Stepping into a hot shower after a long day at work or soaking in a bathtub on Sunday night after a busy weekend – what could be better?
Explore the options for hot water heating systems behind your showers and baths.
Electric hot water cylinders
One of the most common water heating options, electric hot water cylinders have a relatively low initial purchase cost, but can be more expensive to run day to day. They’re also quite simple mechanically, using an element within an insulated tank to heat the water.
Nowadays, certain models have smart controllers, allowing them to adjust their heating based on your home’s usage. This can result in lower electricity bills.
There are two primary types of gas water heating available, continuous flow and hot water cylinders. We’ll go into both of these below:
- Hot water cylinder: The same principle as an electric hot water cylinder, but these systems burn gas instead of running an electric element to heat water. They’re less efficient than continuous flow systems, but will work even without electricity.

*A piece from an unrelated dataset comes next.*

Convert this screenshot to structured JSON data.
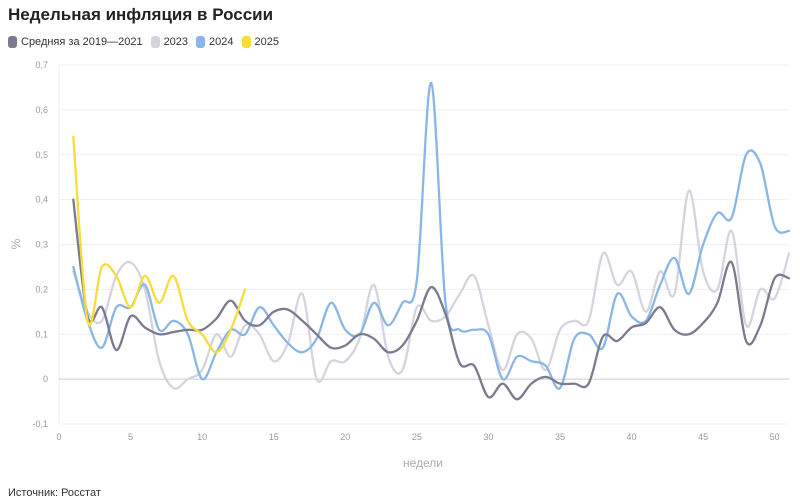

- Continuous flow: These systems heat water as it’s required, providing you with essentially unlimited hot water. Instead of keeping hot water in a cylinder, they run the water through a gas-burning system when the tap turns on.
If you’re after a hot water system that’s a bit more environmentally friendly – not to mention disaster-proof – you’ll want to consider a solar hot water heater.
Using a series of glass tubes installed on your roof, these systems run cold water through the tubes (allowing the sun to heat it up) before running it into an insulated water tank. When you want to take a hot shower, the tank simply sends the heated water to your bathroom.
They do have a downside: When the sun’s not shining, you’ll need a backup system in place to ensure you’ve got hot water.
Just like a heat pump designed to heat your home, a heat pump water heater works off the same basic principle. It essentially captures hot air from outside and uses this air to heat your water, storing it in an insulated water tank until you turn the tap on.